Julie Kerr

Locum RVT

Posted: 12/06/2023


36-40k CAD. It is extremely variable as I can increase my yearly salary by working more.

I work 35-50 hours per week depending on contract + business needs. This is valid for when I am on contract, which is approximately 6 months/year. During downtime I work more like 20-30 hours/week.


I choose to travel to locum. Depending on location, it may or may not be necessary to travel


Integrity, inclusion, empathy. Sharing knowledge. Supporting myself and colleagues.


Julie is based in Canada but locum RVT/RVN work can be completed anywhere

Essential Skills

3-5 years clinical RVT experience
Good communication and a willingness to develop
Confidence in yourself and your professional abilities

Julie Kerr

Check out our Career Q & A questions below to take a deep dive into this career path.  If you’re interested in this type of career but unsure how to take the next step, click below to learn more about our services designed to support you.

After graduating as a Veterinary Technologist, I worked in remote general practice in a northern Canadian community for 6 years. We provide services of a general practice, and also emergency and on-call services. I learned a lot, while also working a lot. Ultimately, very quickly my work-life balance became too heavily weighted on the side of work, including the emotional burden of vet med itself, and I experienced burnout. After a lot of deliberation, I chose to leave the field, but after a couple years of healing, I recognized how much I still loved veterinary medicine. When I decided to return to vet med, I chose to do so as a locum RVT.

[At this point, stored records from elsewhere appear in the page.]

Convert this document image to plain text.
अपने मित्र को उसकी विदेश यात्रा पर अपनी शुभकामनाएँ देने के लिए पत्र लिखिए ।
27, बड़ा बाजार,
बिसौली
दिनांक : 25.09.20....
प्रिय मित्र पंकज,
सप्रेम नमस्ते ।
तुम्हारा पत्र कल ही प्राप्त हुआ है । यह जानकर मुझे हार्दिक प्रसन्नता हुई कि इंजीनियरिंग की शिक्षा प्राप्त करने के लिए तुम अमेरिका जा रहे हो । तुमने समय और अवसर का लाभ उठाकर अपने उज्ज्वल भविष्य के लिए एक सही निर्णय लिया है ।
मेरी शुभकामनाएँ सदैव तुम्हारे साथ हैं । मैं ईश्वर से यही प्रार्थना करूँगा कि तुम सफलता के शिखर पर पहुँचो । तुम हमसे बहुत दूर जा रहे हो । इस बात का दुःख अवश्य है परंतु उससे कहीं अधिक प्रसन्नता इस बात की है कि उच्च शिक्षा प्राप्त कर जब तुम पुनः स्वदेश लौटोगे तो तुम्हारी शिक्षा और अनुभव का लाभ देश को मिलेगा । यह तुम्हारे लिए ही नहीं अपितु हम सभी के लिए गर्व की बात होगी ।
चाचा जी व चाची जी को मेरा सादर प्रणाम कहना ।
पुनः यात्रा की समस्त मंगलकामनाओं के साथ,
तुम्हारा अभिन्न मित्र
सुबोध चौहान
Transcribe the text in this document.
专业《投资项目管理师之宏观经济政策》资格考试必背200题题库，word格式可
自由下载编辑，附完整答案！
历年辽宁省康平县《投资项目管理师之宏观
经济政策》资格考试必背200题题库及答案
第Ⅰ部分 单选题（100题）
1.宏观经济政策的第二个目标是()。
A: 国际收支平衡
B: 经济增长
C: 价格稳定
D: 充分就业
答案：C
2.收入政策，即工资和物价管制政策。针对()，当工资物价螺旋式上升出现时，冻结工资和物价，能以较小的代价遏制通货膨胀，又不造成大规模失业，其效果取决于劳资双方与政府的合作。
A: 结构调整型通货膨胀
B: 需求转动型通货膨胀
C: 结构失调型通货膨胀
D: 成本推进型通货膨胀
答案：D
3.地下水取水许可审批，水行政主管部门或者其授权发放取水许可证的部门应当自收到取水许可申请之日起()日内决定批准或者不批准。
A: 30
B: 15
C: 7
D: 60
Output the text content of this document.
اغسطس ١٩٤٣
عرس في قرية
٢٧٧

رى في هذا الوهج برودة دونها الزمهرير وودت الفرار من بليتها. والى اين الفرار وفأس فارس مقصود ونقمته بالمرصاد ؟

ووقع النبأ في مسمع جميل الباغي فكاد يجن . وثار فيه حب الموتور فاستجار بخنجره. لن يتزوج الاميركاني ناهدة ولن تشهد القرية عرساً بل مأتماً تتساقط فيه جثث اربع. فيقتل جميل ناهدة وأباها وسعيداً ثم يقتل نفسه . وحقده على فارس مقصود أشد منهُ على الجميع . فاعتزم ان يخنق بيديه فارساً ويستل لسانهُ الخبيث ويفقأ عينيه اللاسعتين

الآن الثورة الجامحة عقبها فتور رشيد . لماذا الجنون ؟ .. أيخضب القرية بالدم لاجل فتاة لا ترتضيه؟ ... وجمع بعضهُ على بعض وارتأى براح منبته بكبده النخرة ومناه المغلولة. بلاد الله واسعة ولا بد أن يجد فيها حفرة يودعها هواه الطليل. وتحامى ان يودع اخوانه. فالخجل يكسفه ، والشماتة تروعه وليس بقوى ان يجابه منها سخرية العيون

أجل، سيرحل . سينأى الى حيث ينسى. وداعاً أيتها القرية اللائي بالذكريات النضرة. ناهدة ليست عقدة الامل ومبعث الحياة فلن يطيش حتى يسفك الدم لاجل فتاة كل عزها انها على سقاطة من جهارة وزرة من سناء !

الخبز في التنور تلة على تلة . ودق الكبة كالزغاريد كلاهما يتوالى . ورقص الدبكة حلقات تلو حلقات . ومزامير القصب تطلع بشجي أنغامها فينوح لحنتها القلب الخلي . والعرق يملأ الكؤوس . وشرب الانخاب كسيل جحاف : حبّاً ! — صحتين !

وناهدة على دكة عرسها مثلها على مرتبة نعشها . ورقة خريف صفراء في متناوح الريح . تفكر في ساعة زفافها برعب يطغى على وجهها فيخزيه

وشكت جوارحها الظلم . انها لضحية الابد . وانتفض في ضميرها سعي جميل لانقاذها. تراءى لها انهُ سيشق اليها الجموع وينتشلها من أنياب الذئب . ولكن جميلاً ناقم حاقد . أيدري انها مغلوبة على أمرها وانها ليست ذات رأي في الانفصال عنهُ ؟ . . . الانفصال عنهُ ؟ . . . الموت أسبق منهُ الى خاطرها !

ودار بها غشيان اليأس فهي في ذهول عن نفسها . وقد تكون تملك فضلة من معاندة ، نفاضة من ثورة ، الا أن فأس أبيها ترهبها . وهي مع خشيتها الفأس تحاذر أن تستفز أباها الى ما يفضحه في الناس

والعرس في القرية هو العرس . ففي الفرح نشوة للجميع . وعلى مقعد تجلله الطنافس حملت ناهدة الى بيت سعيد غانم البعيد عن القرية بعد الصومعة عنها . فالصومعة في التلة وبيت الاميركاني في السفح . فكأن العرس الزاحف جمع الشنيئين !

I was looking for a way to return to veterinary medicine that would allow me to maintain healthy boundaries while being able to support colleagues with additional help, as well as working to my passions. Locuming seemed like the right fit to my needs.

Veterinary Technology degree
Experience in the field
Set up as a self-employed business

The two very best parts for me are the freedom to clearly lay my boundaries and to provide support to my colleagues when I work as a locum in a vet clinic, which I find exceptionally rewarding.

Some of the downsides are that in order to locum from my base in the Yukon, every time I work I must leave home, as well as the uncertainties that are inherent in self-employment.

Something that is both one of the best bits and is also a downside is the constant adaptation required when joining new teams at a vet clinic. Fun and challenging at the same time!

Because I travel, I tend to locum in a large chunk of time, then return home and have downtime.

When I am providing locum services, then I am doing RVT tasks, and every clinic I go to has me do slightly different things.

My typical day may include working in GP, sometimes in ER. Some clinics request me to run anesthesia, some prefer me to run RVT appointments.

Sometimes I’m the only RVT in the clinic on certain locum contracts, which means I do a bit of everything.

But always, I build rapport with my colleagues, build trust with animal-patients and communicate with pet owners.

My regular tasks as a self-employed locum also include answering emails, sales/marketing my services, booking locum shifts, dealing with accounting such as sending invoices.

In my downtime, I explore other professional interests. I write a blog about my locum experiences, I take the opportunity of time to volunteer with spay/neuter/exam clinics as I can, I have begun speaking on the how-to’s of being a locum RVT.

As a locum RVT, I think it’s helpful to be a person who is open to different ideas and to change. Communication is also a very important skill to develop.

There are many ways to provide locum services, and I think that anyone who is interested in locuming has the potential to make a niche for themselves based on their particular strengths, but change is a strong theme in locuming, so being open to change is important, in my opinion.

Starting up as a self employed business felt like a barrier. It felt scary to transition from being an employee to being self-employed, with all the inherent uncertainties. I found it difficult to find advice online on how to start as a locum RVT, so I adapted what I could find on being a locum vet (not quite the same for an RVT, though some similarities), and also contacted my provincial and national VT associations and got advice from them. And then I worked through the steps and kept moving forward until I was out locuming. I remember feeling a lot of fear and panic as I was getting set up. I’d been out of the field for nearly 3 years by the time I was setting up as a locum, and so that all added to my feelings of uncertainty.

  1. Experience in the field to develop confidence in technical skills.
  2. Network.
  3. Start your business.

My best advice for someone looking to start as a locum RVT is to just begin. Just begin researching the path and to understanding both the pros and the cons of locuming, just begin the steps to become self employed, just begin…and then be kind to yourself as you learn and grow. Have confidence in yourself and know your value.